First of all, Statistics is the state-of-the-art approach to data modeling, if you live in the mid 20th century. In our time, Stats, particularly frequentist Stats, is greatly outdated and many of the assumptions it makes about the data don’t make any sense. Also, transforming the data so that it fits the assumptions many Stats models make, is a time-consuming process which may or may not be worth the trouble. Of course if you know nothing else, or have trust issues with novel modeling options, then Stats may be the best option for you. In this case, however, it is best to brand yourself as a Stats professional instead of a data scientist, since the latter implies that you do more than just Stats.
In addition, pretty much all of the metrics used in Stats can be improved heavily by negating the normality assumption. The more data I come across, the more certain I am that this assumption may make sense in some cases, but in the majority of cases it doesn’t hold. So, using metrics that have this assumption embedded in them doesn’t really help anyone. What’s more, all this framework inevitably shapes one’s mindset and so if you get used to the unreasonable assumptions Stats usually makes about the data, you may not be able to think of the data in a different way.
Moreover, with the advent of A.I., especially the A.I. that’s directly applicable to data science, the data transformation and modeling options available to data scientists have increased dramatically.
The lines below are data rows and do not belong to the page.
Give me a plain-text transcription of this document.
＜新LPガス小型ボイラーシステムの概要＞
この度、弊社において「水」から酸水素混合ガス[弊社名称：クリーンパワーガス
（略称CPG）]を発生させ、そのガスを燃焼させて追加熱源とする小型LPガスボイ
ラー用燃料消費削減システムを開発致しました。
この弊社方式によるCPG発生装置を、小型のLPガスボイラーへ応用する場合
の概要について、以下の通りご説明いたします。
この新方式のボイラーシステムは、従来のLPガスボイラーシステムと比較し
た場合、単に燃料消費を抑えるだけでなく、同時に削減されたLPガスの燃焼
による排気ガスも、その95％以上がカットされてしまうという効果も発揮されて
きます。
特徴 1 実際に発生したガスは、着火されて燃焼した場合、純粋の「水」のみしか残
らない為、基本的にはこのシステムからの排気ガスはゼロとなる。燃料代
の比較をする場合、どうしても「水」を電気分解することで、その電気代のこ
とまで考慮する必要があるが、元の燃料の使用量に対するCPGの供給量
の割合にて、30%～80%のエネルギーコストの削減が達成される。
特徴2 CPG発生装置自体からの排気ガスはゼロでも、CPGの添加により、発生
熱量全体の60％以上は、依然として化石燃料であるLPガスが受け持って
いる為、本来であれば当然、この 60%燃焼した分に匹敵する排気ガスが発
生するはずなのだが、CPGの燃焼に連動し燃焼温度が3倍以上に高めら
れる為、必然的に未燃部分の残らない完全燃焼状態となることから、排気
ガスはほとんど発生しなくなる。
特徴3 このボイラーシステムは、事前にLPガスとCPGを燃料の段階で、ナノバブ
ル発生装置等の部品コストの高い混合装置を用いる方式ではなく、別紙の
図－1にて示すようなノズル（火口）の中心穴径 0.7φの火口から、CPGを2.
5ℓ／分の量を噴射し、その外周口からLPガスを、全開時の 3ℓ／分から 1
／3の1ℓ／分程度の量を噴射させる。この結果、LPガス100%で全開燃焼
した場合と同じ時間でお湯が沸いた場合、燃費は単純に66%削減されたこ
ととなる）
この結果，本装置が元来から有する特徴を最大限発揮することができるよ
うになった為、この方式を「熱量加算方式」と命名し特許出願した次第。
So, relying on Stats is more of a preference rather than a necessity. Besides, it’s extremely unlikely that a Stats model will be able to outperform an A.I. one when the latter is well configured.
Finally, there are other new data analytics methods waiting to be discovered and used in data science. Heuristics have made a comeback and are more and more popular in data science research, especially when it comes to complex datasets. So, sticking to Stats when there is a plethora of possibilities out there that can tackle a problem more effectively is just depressing.
Having said all that, Stats is a useful subject to learn, as it can aid one’s learning of the data science craft. Much like learning basic Mechanics can be useful if you want to being a Physics professional, learning Stats can be quite useful. Sticking to it and thinking of it as gospel, however, is not. That’s why after learning about it, it’s best to seek to expand your understanding of data analytics through delving into other frameworks, such as Machine Learning, A.I. based systems, and heuristics. Stats is just one of the tools available in the data scientist's toolbox...
Zacharias Voulgaris, PhD
Passionate data scientist with a foxy approach to technology, particularly related to A.I.